- Born: Manzoor Ali 14 April 1959 Dadu, Sindh, Pakistan
- Other name: Ustad
- Occupations: Singer; songwriter; musician; music director;
- Years active: 1980–present
- Musical career
- Origin: Sindhi
- Genres: Film music, Sindhi music
- Instrument: Vocals harmonium percussions

= Manzoor Sakhirani =

Manzoor Sakhiran (Sindhi: منظور سخيراڻي) (Urdu:منظور سخیرانی), known as Ustad Manzoor Sakhirani, is a Sindhi singer from Dadu, in Sindh, Pakistan. He became a professional singer in 1980.
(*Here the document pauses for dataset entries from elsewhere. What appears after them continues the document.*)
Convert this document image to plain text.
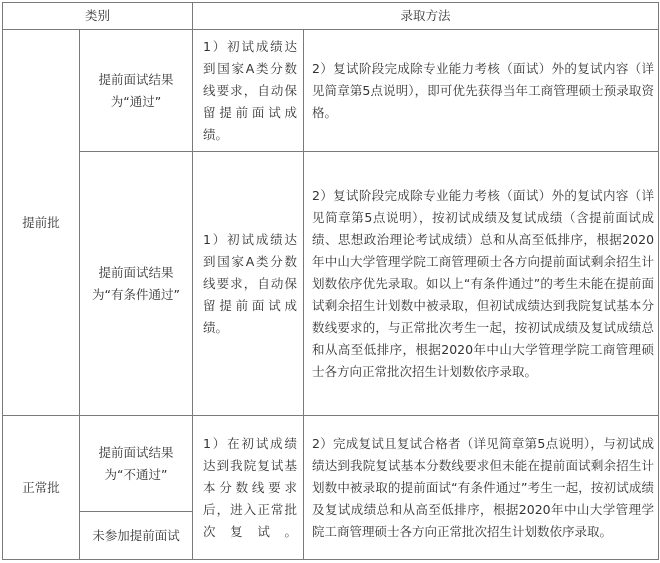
类别		录取方法	
提前批	提前面试结果为“通过”	1）初试成绩达到国家A类分数线要求，自动保留提前面试成绩。	2）复试阶段完成除专业能力考核（面试）外的复试内容（详见简章第5点说明），即可优先获得当年工商管理硕士预录取资格。
	提前面试结果为“有条件通过”	1）初试成绩达到国家A类分数线要求，自动保留提前面试成绩。	2）复试阶段完成除专业能力考核（面试）外的复试内容（详见简章第5点说明），按初试成绩及复试成绩（含提前面试成绩、思想政治理论考试成绩）总和从高至低排序，根据2020年中山大学管理学院工商管理硕士各方向提前面试剩余招生计划数依序优先录取。如以上“有条件通过”的考生未能在提前面试剩余招生计划数中被录取，但初试成绩达到我院复试基本分数线要求的，与正常批次考生一起，按初试成绩及复试成绩总和从高至低排序，根据2020年中山大学管理学院工商管理硕士各方向正常批次招生计划数依序录取。
正常批	提前面试结果为“不通过”	1）在初试成绩达到我院复试基本分数线要求后，进入正常批次复试。	2）完成复试且复试合格者（详见简章第5点说明），与初试成绩达到我院复试基本分数线要求但未能在提前面试剩余招生计划数中被录取的提前面试“有条件通过”考生一起，按初试成绩及复试成绩总和从高至低排序，根据2020年中山大学管理学院工商管理硕士各方向正常批次招生计划数依序录取。
	未参加提前面试		
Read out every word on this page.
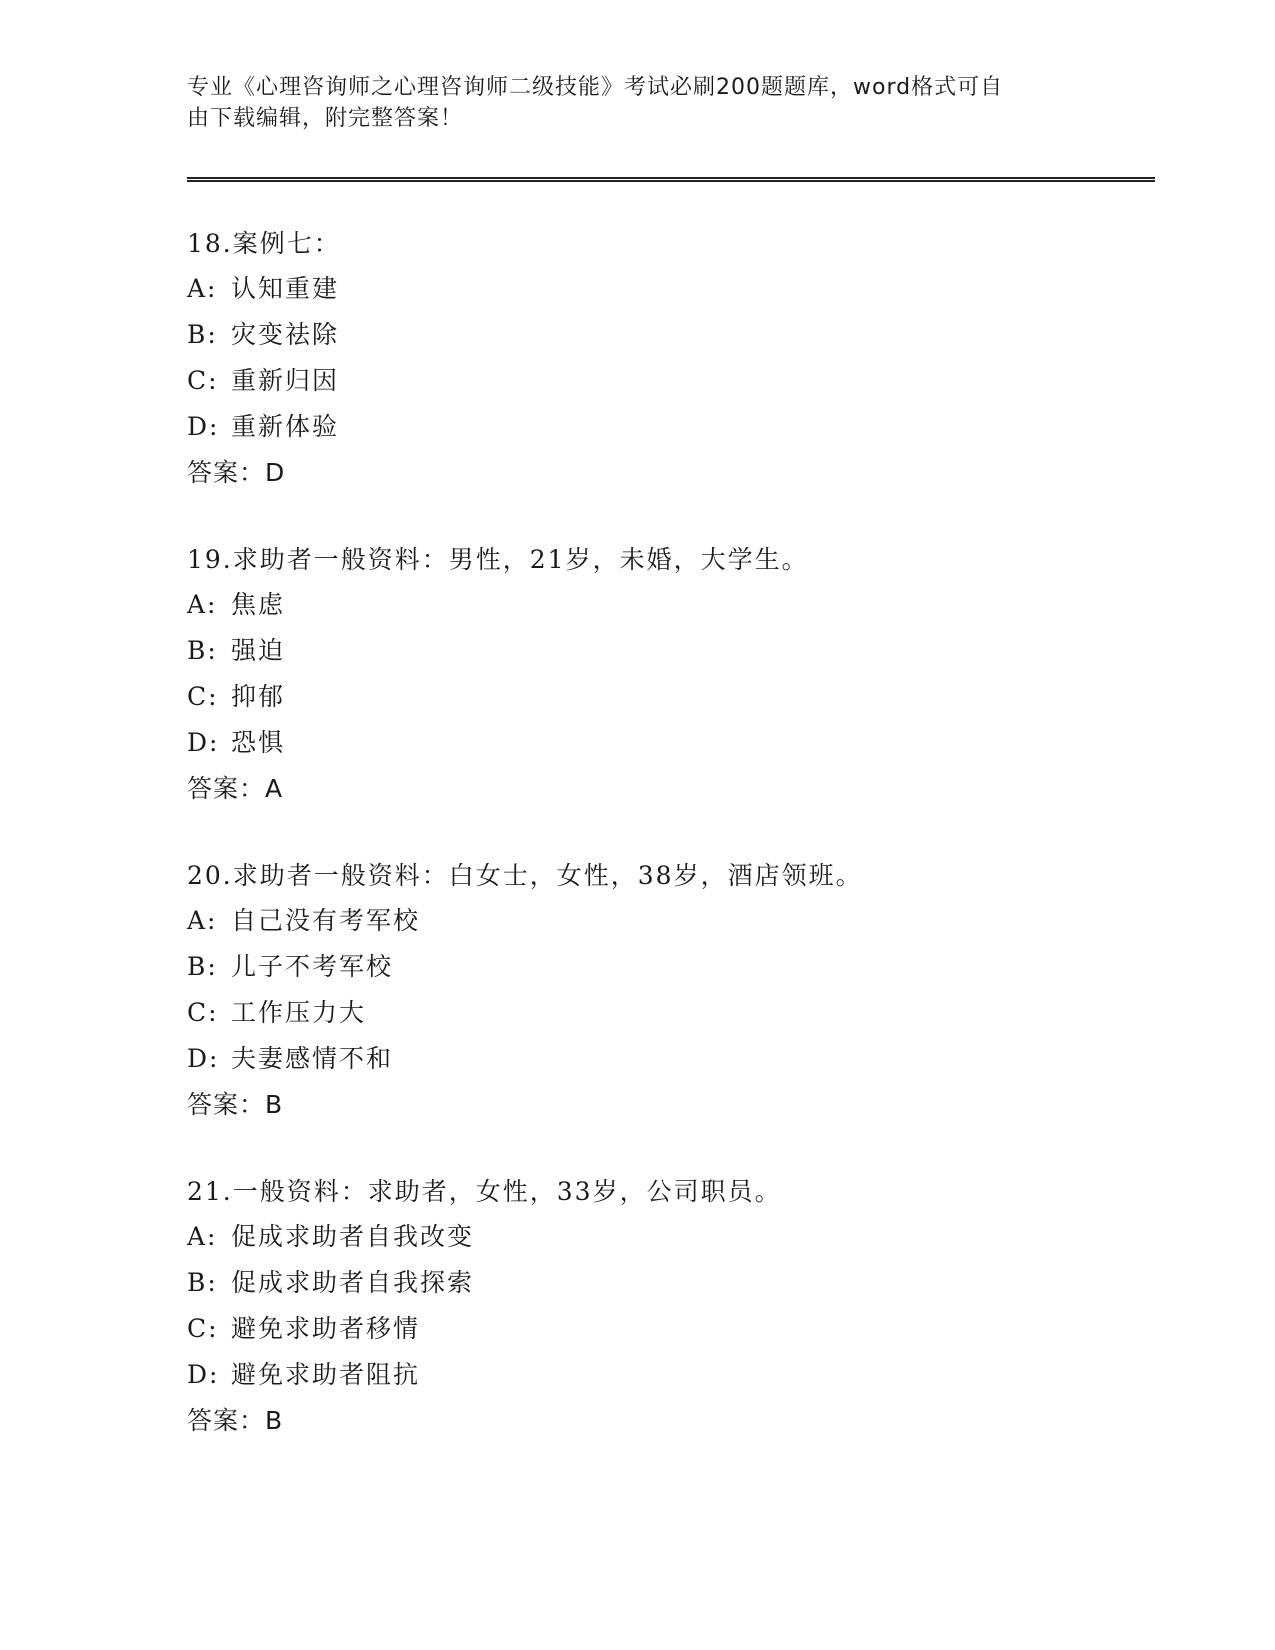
专业《心理咨询师之心理咨询师二级技能》考试必刷200题题库，word格式可自
由下载编辑，附完整答案！
18.案例七：
A: 认知重建
B: 灾变祛除
C: 重新归因
D: 重新体验
答案：D
19.求助者一般资料：男性，21岁，未婚，大学生。
A: 焦虑
B: 强迫
C: 抑郁
D: 恐惧
答案：A
20.求助者一般资料：白女士，女性，38岁，酒店领班。
A: 自己没有考军校
B: 儿子不考军校
C: 工作压力大
D: 夫妻感情不和
答案：B
21.一般资料：求助者，女性，33岁，公司职员。
A: 促成求助者自我改变
B: 促成求助者自我探索
C: 避免求助者移情
D: 避免求助者阻抗
答案：B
He performs folk songs and patriotic regional songs; often at literary gatherings. He released his first album, Band Darwazo Ta, in 1980, followed by more than 30 others. His work is supplemented via a second singer, Shaman Mirali, who attained prominence in 1990; his music remains notable for his Sindhi identity.

==Early life==
Manzoor Sakhirani was born to Bahar ud Din on 14 April 1959 at Dadu city. His father was employed in the Revenue Department. His father wanted him to become an engineer. But Sakhirani developed keen interest in singing in childhood. He got his primary and intermediate level education from Dadu and later attended a university for engineering, where he turned to singing. Manzoor Sakhirani studied classical music under Ustad Qudrat Ullah.